"Steppin' Out or The Return of Sam Spade" -- a short story
Did you see the movie “Night at the Museum” or read the children’s book on which the movie was based?
Exhibits come to life after the staff locks the door and goes home.
My writers group took that concept and turned it into a writing challenge for a social meeting we were to hold at Booked for Murder, our independent mystery bookstore in Madison, Wisconsin . . . “Night at the Bookstore”.
Here’s my story.
“Let me tell you, friend, living inside a book is confining. I know, The Maltese Falcon is my home. Maybe you’ve heard of it.”
Spade tossed back a diet Sprite in the store’s stockroom. He winced and stared at the can. “Tastes like horse pee. How I miss the days when a man could smoke a cigar and drink Scotch.
“Well, you asked me what I work on when I get out at night. Let me tell you I have to hustle. We got all these hot new detectives on the block, pansies compared to me and Philip Marlowe, but still they snatch the best cases.
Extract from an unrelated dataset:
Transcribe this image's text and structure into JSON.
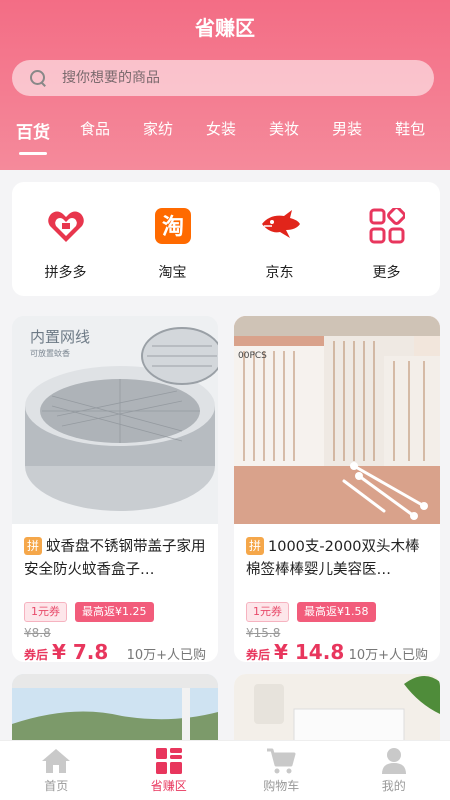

All I’m getting are kidnappings. Like this last one, I call it the Case of the Missing Bowser.
“The other night, I’m poking through this shelf of Dennis Lehane books looking for a good bedtime story, and this little red-haired girl comes up to me and asks, ‘Are you Sam Spade?’
“I’m sure not V.I. Warshawski, I say. And she asks, can I find her her dog, says her dog’s been kidnapped, says his daddy can pay my retainer and expenses but can’t go the ransom.
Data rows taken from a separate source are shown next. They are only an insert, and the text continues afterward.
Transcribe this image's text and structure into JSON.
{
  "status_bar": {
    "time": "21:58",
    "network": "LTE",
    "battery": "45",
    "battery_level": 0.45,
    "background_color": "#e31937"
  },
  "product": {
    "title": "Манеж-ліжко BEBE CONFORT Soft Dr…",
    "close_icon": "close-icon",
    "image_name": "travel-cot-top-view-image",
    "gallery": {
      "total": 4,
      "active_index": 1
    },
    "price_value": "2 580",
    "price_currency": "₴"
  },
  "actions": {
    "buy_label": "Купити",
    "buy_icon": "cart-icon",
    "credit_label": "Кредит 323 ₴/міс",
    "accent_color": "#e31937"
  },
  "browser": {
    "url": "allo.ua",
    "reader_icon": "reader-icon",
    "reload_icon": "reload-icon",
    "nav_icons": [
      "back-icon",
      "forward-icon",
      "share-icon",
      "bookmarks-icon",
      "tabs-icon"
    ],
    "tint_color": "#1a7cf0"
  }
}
“How much is it, I ask. And she says five thousand dollars.
“I whistle in disbelief and ask what dog’s worth that kind of dough? And she says, ‘Sandy. He’s my best friend.’
“Did you take this to the police, I ask. And she says, ‘They laughed at me.’
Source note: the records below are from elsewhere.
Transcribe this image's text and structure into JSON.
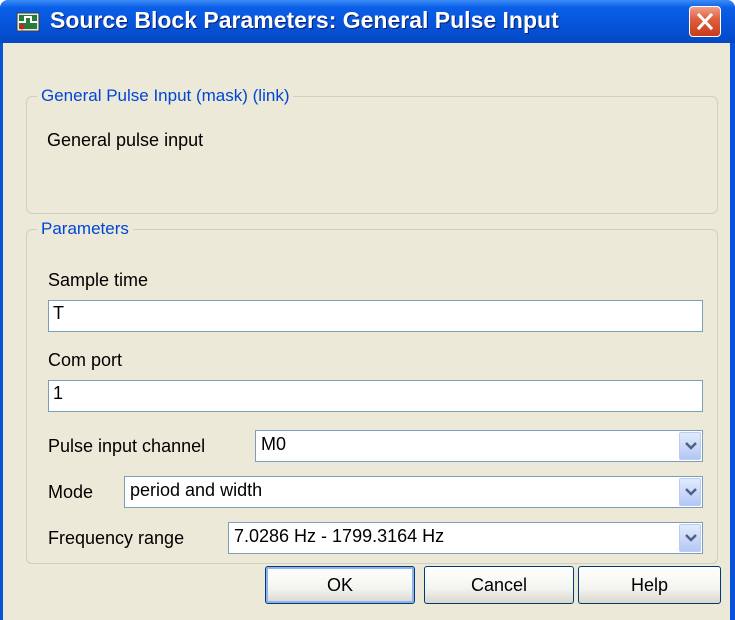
{
  "window": {
    "title": "Source Block Parameters: General Pulse Input"
  },
  "description_group": {
    "legend": "General Pulse Input (mask) (link)",
    "text": "General pulse input"
  },
  "parameters_group": {
    "legend": "Parameters",
    "sample_time": {
      "label": "Sample time",
      "value": "T"
    },
    "com_port": {
      "label": "Com port",
      "value": "1"
    },
    "pulse_input_channel": {
      "label": "Pulse input channel",
      "value": "M0"
    },
    "mode": {
      "label": "Mode",
      "value": "period and width"
    },
    "frequency_range": {
      "label": "Frequency range",
      "value": "7.0286 Hz - 1799.3164 Hz"
    }
  },
  "buttons": {
    "ok": "OK",
    "cancel": "Cancel",
    "help": "Help"
  },
  "colors": {
    "title_bar": "#0653d8",
    "legend_text": "#0046d5",
    "dialog_bg": "#ece9d8",
    "close_button": "#e06040"
  },
  "icons": {
    "title": "simulink-block-icon",
    "close": "close-icon",
    "dropdown": "chevron-down-icon"
  }
}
“Now, friend, heartless cops, doesn’t that make you wonder why you’re paying your taxes? Anyway, I look at her and there’s this flood of tears coming out of her eyes. How could I tell this sweet child I don’t find dogs?
“She hands me the ransom note and it says, ‘Bring five thousand dollars to the new releases display by midnight or we whack your pooch.’
“So we make a plan. It’s not the best, but it’s worked for me before. We fill a suitcase with old paperbacks, and I tell her to drag it up to the display at the appointed hour and I’d take care of the rest.
“What’s the rest, you say? I put my heater in my shoulder holster and a persuader – that’s a blackjack, friend – in my coat pocket, and I get there early. I hide between an Evanovich book and that new one by McCall Smith and I wait.
“When the clock strikes midnight, I peek out and there comes the girl hauling the suitcase, and around this table steps this big guy, really huge – looked to be eight feet tall.
“The girl recognizes him, calls him Mister Mack and asks where’s Sandy? And he says, ‘Leave the suitcase. The dog’s tied behind the Sherlock Holmes mysteries. Anything
funny,’ he says, ‘and I’ll text Chuck the Chopper and he’ll chainsaw your dog into smoky links before you can get there.’
“That’s my cue. I leap out and pancake Mister Mack. Then I race to the Holmes section and ventilate The Chopper before he can fire up his chainsaw.
“The girl gets her dog, I get a payday, and, friend, it’s the Case Missing Bowser closed.”